El concejal Emmanuel Godoy, del bloque Juntos por Entre Ríos y presidente de la Comisión de Defensa al Consumidor y Sugerencias Ciudadanas, está al frente de la iniciativa. La tarea arrancó con la identificación de las arterias sin nombre oficial y siguió con recorridas por distintos sectores de la ciudad, escuchando a quienes viven ahí. “Queremos recorrer cada sector, hablar con los vecinos y conocer la historia detrás de cada calle”, explicó Godoy. “Entendemos que poner nombre también es una forma de construir identidad y pertenencia”.
Lo que el relevamiento fue encontrando no sorprende a quien conoce los barrios: en muchos casos, los vecinos ya tienen un nombre para su calle, uno que se usa en la vida cotidiana, que se transmite de boca en boca, que forma parte del tejido del barrio. Pero ese nombre nunca pasó por el Concejo Deliberante, nunca tuvo ordenanza, nunca llegó a un cartel.

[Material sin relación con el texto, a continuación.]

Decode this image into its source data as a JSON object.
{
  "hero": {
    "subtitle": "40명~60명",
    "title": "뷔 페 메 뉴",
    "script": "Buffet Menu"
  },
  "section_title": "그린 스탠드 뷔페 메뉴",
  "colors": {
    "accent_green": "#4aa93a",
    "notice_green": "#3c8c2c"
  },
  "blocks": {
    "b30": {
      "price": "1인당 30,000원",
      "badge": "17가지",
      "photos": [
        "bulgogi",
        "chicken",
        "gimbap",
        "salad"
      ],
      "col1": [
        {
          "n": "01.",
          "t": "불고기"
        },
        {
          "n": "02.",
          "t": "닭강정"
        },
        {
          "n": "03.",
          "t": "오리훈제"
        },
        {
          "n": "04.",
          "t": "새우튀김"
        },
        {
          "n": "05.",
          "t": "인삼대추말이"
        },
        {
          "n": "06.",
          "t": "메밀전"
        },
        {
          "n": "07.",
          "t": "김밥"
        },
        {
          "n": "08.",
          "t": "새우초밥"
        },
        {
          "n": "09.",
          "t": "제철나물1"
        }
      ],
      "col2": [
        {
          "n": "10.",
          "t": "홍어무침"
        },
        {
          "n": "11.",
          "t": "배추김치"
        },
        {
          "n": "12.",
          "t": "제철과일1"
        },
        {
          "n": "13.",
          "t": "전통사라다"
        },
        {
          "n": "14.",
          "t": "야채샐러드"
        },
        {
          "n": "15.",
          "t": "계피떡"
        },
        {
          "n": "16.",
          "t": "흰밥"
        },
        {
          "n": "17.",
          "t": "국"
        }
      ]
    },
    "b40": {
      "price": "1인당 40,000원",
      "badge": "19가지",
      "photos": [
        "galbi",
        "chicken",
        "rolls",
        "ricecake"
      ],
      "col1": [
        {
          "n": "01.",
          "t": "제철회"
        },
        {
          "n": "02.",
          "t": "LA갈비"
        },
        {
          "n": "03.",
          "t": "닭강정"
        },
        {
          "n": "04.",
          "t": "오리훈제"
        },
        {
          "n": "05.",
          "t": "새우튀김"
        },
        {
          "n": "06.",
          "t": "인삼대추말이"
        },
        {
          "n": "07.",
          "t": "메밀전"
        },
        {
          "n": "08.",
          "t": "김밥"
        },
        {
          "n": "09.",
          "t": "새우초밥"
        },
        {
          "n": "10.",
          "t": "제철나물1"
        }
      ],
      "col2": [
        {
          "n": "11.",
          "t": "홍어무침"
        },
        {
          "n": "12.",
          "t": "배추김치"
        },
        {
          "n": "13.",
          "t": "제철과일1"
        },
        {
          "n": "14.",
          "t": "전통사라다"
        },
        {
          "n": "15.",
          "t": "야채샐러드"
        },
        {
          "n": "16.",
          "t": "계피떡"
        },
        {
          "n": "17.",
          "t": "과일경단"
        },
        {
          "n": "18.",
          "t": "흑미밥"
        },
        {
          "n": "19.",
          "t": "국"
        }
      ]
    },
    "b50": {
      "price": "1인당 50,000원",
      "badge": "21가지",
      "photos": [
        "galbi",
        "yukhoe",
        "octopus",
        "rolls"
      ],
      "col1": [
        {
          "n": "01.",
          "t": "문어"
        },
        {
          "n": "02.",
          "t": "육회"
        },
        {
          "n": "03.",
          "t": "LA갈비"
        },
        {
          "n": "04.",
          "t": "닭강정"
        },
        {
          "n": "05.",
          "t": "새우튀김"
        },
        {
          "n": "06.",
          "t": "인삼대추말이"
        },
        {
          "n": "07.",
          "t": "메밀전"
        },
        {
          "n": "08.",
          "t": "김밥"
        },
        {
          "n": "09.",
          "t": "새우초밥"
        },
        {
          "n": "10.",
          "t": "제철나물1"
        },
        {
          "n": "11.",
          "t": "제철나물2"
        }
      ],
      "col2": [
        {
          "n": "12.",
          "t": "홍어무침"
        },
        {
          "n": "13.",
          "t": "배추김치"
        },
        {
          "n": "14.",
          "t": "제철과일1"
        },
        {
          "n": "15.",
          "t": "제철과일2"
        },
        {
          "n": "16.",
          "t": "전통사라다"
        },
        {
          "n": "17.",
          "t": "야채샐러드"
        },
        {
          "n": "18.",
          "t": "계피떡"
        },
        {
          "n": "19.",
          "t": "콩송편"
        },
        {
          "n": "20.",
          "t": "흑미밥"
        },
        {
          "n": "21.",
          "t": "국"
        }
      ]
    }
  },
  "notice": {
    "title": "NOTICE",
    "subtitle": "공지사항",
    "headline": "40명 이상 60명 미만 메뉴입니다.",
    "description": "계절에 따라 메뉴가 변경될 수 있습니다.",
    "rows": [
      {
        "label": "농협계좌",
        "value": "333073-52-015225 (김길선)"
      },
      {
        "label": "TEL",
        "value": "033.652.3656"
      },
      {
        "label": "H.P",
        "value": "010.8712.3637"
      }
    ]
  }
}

El objetivo es exactamente ese: darle marco institucional a lo que ya existe en la memoria colectiva.
La iniciativa trabaja en articulación con Comisiones Vecinales e instituciones barriales, para que las propuestas no sean una imposición desde arriba sino una construcción participativa. Cada propuesta se evalúa considerando aspectos históricos, culturales, geográficos y administrativos, en coordinación con las áreas municipales y el propio Concejo. Durante las últimas sesiones ya se aprobaron nuevas denominaciones para distintas arterias, incorporando nombres vinculados a figuras relevantes de la historia local.

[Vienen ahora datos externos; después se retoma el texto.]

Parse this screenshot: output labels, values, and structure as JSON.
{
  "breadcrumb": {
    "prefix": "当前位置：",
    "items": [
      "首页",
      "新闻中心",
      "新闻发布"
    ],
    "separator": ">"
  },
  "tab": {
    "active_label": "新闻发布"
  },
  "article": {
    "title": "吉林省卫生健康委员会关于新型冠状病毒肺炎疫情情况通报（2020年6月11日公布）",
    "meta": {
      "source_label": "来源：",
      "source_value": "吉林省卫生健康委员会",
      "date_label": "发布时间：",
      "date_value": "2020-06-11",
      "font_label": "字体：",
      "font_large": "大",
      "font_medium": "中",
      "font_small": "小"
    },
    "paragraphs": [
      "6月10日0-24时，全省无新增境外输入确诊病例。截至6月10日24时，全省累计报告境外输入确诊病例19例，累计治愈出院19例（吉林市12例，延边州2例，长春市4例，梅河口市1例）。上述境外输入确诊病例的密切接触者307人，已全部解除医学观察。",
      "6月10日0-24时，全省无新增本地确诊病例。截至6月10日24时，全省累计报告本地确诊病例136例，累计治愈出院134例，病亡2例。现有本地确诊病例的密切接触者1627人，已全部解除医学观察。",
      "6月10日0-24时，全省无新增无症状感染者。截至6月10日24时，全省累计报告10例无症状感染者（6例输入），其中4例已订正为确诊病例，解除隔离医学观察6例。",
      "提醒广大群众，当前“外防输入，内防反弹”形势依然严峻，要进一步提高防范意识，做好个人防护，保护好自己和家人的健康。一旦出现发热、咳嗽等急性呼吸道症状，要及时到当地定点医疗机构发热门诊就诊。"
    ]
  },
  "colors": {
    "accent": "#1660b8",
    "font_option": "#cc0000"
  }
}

¿Por qué importa tanto un nombre? Porque una calle sin denominación es, en términos prácticos, una calle que no existe para el Estado. Dificulta la prestación de servicios, complica la ubicación en emergencias, impide registrar domicilios y borra del mapa oficial a sectores que ya de por sí suelen estar en los márgenes de la atención municipal. Nombrar es, en este contexto, también una forma de reconocer.
Desde el Concejo Deliberante de Concordia se invita a los vecinos que residan en calles sin nomenclatura oficial a acercar información, antecedentes, propuestas o referencias históricas que puedan aportar al proceso. La meta es avanzar hacia una identificación urbana ordenada, actualizada y construida con la participación de quienes conocen cada rincón de la ciudad mejor que nadie.